Hitherto I've generally avoided covers of Joni Mitchell songs, mainly because I've been for so long convinced that few people are able to improve on perfection. It would, as they say, be gilding the lily. A few exceptions come to mind: Matthew's Southern Comfort's Woodstock and Nazareth's This Flight Tonight, both of which I heard before Mitchell's, so they almost exist as different songs. CSN&Y make Woodstock sound as if it was written for them, which in a way I guess it was, and Cassandra Wilson's Black Crow is nothing short of sublime. Otherwise, nothing stands out.
But there are so many people on this record I totally revere, not least Hancock himself and Mitchell, of course, who sings on Tea Leaf Prophecy, I just had to take a listen. Unfortunately, somehow, the chemistry isn't right.

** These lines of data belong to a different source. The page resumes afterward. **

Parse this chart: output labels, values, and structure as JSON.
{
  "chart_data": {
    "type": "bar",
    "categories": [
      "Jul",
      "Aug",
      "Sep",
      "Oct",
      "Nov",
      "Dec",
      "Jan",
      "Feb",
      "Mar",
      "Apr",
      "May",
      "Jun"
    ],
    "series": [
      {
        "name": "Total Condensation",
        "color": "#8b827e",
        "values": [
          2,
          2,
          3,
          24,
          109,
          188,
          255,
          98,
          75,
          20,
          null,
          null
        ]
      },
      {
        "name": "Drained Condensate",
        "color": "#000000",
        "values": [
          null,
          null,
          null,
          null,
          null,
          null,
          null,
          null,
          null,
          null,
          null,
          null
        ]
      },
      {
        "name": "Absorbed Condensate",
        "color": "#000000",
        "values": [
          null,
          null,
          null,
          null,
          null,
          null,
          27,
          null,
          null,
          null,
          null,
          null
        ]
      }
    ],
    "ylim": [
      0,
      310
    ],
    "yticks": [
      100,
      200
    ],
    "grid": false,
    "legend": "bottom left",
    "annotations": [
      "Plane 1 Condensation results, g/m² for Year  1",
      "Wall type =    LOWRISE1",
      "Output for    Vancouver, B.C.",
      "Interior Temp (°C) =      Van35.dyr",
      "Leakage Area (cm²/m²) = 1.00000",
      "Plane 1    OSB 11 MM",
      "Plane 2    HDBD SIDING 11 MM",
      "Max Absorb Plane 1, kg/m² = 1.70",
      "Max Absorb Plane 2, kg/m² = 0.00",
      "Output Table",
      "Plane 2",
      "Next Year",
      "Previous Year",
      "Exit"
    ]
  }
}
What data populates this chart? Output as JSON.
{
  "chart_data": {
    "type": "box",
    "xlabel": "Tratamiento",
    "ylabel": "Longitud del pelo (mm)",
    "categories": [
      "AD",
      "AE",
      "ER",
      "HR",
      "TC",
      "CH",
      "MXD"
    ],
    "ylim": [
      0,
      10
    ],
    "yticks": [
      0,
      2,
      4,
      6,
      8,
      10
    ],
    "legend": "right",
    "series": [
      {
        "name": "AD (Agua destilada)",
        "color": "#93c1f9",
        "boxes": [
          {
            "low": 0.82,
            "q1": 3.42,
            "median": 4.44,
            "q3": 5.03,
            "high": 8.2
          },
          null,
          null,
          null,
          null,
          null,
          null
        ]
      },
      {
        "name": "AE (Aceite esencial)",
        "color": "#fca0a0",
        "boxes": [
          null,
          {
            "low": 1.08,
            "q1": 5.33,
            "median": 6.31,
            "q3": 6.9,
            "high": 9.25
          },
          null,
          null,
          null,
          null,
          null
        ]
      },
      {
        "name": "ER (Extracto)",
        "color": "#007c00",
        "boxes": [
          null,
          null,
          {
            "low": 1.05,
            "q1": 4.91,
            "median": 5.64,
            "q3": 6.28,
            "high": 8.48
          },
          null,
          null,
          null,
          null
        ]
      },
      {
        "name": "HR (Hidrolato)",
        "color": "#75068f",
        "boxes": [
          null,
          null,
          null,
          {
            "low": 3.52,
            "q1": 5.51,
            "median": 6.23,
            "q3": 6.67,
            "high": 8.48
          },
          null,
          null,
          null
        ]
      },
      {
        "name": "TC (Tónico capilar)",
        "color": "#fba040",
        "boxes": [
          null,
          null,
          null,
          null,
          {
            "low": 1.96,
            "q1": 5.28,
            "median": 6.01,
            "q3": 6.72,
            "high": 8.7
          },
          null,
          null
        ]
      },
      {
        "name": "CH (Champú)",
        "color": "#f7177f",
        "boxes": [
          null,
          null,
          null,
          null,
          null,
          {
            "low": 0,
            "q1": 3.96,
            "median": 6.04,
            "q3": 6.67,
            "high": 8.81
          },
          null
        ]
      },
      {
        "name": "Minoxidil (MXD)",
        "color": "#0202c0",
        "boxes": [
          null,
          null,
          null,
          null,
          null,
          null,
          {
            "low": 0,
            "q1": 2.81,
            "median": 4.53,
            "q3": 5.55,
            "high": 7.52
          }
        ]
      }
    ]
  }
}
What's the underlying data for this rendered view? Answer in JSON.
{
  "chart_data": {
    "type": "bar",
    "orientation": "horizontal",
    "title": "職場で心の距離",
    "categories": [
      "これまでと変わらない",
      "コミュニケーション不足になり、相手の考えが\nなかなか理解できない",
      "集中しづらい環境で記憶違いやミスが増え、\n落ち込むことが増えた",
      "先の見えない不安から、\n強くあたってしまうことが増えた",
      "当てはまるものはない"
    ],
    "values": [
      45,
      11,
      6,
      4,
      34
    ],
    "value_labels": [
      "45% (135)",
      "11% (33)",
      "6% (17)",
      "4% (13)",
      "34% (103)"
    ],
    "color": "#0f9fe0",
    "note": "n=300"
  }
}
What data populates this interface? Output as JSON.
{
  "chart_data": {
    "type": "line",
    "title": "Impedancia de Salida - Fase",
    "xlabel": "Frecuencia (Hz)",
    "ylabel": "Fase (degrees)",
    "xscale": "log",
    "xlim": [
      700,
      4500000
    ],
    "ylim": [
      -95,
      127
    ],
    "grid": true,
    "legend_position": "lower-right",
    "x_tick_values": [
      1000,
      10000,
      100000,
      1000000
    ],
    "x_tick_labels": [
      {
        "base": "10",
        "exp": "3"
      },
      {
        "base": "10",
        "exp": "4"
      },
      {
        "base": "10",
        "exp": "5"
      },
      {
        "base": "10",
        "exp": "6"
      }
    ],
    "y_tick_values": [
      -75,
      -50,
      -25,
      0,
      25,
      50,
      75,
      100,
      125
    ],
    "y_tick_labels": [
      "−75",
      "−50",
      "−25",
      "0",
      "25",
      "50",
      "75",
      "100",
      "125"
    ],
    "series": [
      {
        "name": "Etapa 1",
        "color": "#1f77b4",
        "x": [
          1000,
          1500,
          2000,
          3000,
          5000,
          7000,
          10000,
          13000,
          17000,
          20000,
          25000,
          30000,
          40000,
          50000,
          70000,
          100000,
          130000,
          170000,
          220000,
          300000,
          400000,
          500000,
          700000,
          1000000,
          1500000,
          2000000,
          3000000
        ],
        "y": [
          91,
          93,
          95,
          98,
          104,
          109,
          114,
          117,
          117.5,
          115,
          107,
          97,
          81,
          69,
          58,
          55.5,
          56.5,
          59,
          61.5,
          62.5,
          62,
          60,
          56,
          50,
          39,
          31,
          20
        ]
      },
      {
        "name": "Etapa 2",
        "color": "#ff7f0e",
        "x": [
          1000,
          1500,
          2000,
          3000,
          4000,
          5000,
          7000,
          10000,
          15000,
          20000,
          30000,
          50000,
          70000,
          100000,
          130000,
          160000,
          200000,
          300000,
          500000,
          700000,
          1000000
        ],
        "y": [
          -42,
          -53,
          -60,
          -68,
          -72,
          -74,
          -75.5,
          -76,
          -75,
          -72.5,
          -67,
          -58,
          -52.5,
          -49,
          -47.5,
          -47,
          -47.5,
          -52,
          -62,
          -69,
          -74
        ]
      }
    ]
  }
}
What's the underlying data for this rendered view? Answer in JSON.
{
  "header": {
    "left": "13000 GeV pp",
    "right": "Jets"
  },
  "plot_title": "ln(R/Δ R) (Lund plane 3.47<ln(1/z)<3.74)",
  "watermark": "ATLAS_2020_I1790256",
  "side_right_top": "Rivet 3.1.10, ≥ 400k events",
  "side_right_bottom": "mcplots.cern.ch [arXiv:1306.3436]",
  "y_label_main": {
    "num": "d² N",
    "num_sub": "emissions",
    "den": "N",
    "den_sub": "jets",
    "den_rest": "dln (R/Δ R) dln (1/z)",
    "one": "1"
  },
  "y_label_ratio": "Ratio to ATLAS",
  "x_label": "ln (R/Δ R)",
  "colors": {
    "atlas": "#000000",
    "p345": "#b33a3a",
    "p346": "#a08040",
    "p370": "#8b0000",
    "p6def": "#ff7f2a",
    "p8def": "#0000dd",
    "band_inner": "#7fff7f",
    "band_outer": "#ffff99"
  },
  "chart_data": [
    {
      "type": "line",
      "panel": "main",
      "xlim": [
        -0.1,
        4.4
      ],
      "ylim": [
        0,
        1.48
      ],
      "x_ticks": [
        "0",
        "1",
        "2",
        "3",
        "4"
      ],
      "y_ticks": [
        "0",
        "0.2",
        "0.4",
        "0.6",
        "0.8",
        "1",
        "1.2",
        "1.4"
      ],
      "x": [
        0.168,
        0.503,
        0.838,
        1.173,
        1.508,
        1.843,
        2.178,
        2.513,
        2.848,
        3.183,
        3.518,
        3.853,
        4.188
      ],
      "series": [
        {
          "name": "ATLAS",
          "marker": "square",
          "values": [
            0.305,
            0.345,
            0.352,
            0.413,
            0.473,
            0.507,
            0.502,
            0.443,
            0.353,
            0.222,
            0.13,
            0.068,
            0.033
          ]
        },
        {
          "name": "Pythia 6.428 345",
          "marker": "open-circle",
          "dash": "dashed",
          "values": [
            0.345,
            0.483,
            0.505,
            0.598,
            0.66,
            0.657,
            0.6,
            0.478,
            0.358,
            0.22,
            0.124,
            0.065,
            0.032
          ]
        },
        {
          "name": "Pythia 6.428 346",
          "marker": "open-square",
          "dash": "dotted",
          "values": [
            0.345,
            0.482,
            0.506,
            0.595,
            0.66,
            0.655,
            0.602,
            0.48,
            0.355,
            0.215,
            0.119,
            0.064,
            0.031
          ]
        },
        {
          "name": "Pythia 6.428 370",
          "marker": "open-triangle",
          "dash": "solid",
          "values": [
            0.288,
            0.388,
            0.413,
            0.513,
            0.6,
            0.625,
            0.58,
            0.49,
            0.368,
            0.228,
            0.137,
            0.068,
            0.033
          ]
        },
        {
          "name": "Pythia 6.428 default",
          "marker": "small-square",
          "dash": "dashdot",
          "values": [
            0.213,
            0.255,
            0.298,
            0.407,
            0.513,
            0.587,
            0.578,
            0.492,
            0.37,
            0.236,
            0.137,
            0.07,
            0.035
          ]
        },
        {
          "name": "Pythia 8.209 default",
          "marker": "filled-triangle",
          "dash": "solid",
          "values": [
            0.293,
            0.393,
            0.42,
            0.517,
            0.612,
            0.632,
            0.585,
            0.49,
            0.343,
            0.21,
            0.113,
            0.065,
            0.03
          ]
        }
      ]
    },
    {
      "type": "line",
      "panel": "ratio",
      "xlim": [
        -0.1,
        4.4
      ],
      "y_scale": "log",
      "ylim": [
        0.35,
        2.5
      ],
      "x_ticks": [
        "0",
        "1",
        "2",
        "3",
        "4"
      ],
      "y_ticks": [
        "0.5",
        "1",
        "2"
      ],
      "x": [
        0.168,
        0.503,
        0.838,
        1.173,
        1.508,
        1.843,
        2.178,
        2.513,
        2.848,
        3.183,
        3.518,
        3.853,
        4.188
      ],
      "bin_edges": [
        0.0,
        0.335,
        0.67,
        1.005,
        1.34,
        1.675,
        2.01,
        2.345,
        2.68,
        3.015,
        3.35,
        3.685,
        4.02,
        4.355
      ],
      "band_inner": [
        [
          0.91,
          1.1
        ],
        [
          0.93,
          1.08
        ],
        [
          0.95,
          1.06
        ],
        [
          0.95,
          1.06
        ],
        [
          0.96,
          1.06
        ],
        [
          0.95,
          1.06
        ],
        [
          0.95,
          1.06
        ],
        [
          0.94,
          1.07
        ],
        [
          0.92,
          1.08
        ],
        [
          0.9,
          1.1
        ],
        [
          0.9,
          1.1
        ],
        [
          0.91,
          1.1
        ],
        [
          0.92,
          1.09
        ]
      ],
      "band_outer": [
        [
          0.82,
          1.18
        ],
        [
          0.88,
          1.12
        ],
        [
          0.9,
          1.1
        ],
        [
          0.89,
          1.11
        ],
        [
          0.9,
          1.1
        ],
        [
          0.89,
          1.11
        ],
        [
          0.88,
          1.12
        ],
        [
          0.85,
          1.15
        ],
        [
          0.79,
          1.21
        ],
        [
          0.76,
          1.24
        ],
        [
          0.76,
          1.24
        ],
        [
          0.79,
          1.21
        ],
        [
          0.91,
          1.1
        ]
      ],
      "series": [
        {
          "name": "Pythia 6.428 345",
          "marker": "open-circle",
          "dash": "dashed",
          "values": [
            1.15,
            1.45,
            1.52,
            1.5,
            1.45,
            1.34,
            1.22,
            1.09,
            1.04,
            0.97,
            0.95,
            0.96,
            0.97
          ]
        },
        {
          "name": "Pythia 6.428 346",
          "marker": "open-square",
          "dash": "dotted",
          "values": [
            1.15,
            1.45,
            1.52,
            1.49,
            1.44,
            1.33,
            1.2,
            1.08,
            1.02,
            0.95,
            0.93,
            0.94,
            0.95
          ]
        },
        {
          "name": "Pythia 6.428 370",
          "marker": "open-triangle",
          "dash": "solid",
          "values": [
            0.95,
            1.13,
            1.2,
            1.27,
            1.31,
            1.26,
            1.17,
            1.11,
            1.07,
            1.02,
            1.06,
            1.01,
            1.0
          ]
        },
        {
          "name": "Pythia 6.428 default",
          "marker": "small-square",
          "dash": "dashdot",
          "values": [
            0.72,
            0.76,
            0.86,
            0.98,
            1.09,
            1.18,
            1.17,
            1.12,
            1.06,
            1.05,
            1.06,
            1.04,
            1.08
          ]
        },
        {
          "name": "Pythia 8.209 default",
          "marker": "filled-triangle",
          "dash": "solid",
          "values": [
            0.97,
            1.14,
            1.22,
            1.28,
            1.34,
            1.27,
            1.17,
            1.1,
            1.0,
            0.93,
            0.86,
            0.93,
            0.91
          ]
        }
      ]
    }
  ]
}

Norah Jones does her regular Norah Jones impersonation on Court and Spark, the opening song. I'm going to declare right here and now that I generally quite like the impersonation, even though I think she needs to find a new one, but here it doesn't work. It's just the wrong voice.
I first heard the original of the next song, Edith And The Kingpin, on a radio programme hosted by Joe Jackson. It was the first time I ever woke up to Mitchell as someone of lasting significance. But Tina Turner's interpretation is by contrast quite ephemeral. In one ear, out the other. Again, I have a ton of respect for Turner herself. But here she's working by rote, and some of the words just don't sound natural - "Sophomore jive" is sung as if they're words in a foreign language she has absolutely no understanding of.
Corinne Bailey Rae, track four, then manages to make River sound like a Christmas song, as if it's the new Jingle Bells. Lovely voice, but again totally wrong. Like most of the songs on Blue, Mitchell dug deep into her soul when she wrote River, and it rarely fails to leave me unaffected. This version is water off a duck's back.
It hurts me to say all this, of course, because these songs and most of the artists participating on the project inhabit the highest levels of my musical pantheon, but not even some capable tinkling on Hancock's keyboard, a fair degree of saxophone virtuosity from Wayne Shorter, and the appearance by the lady herself, can drag this collection anywhere near the Essential Listening zone.